Even if you once enabled them, some system optimization utilities you use can easily disable some functionality. Often a lot of things turn off during use SSD drives, since repeated reading and writing procedures greatly harm the health of this disk.
Memory dump analysis using WinDbg
Download from the official Microsoft website this program in step 2, where it is described “ InstallationWDK" - https://docs.microsoft.com/en-us/windows-hardware/drivers/download-the-wdk. 
To work with the program you will also need a special package of debugging symbols. It is called Debugging Symbols, previously it could be downloaded from the Microsoft website, but now they have abandoned this idea and you will have to use the File program function - “ Symbol File Path", where you should enter the following line and click OK:
set _NT_SYMBOL_PATH=srv*DownstreamStore*https://msdl.microsoft.com/download/symbols
If it doesn't work, try this command:
SRV*%systemroot%\symbols*http://msdl.microsoft.com/download/symbols
Click “File” again and select the “Save Workspace” option.
The utility is configured. All that remains is to specify the path to the memory dump files. To do this, click File and click the option “ OpenCrashDump" The location of all dumps is indicated at the beginning of the article.
After selection, the analysis will end and the problematic component will be automatically highlighted.
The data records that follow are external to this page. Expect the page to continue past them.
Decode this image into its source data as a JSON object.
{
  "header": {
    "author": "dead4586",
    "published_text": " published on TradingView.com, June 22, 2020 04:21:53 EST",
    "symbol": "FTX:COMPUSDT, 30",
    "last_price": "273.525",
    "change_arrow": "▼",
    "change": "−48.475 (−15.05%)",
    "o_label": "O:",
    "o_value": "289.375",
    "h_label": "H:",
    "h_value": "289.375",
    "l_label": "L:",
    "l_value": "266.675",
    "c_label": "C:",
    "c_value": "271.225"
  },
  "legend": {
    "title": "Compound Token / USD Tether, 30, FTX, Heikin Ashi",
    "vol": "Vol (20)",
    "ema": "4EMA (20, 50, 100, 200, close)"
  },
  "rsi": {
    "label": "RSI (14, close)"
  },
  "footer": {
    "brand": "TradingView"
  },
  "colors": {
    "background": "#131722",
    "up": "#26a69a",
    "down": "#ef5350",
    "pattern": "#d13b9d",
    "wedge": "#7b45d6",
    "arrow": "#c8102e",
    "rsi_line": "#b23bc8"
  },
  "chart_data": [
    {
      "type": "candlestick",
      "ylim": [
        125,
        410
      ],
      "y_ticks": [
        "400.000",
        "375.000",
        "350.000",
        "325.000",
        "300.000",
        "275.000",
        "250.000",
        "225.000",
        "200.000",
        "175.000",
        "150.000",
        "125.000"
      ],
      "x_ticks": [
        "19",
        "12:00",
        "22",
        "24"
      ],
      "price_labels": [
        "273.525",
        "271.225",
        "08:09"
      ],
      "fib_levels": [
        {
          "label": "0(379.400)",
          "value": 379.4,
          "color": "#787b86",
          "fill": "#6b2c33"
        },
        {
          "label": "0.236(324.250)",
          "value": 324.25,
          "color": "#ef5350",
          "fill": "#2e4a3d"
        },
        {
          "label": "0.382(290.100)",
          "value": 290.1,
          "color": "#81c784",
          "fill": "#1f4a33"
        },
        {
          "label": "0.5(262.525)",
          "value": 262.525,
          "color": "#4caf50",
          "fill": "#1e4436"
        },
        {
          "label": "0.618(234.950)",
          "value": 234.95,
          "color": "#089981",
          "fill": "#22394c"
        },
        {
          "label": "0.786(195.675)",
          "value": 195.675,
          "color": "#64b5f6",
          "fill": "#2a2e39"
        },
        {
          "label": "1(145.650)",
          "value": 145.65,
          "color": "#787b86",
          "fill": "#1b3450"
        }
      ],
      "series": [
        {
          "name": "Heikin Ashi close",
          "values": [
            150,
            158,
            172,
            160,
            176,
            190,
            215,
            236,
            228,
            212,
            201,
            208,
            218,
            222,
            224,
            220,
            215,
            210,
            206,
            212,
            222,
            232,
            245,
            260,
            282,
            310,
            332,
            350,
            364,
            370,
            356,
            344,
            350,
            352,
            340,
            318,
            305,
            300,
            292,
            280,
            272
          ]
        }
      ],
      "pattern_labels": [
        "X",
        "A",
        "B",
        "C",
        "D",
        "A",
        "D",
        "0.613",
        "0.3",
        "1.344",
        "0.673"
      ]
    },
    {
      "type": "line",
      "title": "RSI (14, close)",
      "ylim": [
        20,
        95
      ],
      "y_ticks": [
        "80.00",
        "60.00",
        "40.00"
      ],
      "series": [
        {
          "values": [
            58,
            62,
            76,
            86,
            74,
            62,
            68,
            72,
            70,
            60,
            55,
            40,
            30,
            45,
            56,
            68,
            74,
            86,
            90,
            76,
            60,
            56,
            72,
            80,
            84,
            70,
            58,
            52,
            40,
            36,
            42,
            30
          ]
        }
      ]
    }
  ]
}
To obtain more information in the same window, you can enter the following command: !analyze –v 
Analysis with BlueScreenView
You can download the tool for free from this site - http://www.nirsoft.net/utils/blue_screen_view.html. Installation does not require any skills. Only used on Windows 7 and higher.
We launch and configure. Click “Options” – “ Extra options"(Advanced Options). Select the first item " Load MiniDumps from this folder"and indicate the directory - C:\WINDOWS\Minidump. Although you can simply click the “Default” button. Click OK.
The dump files should appear in the main window. It can be either one or several. To open it, just click on it with the mouse. 
The bottom of the window will display the components that were running at the time of the failure. The person responsible for the accident will be highlighted in red.
Now click “File” and select, for example, the item “ Find in Google error code + driver" If you find the driver you need, install and restart your computer. Perhaps the error will disappear.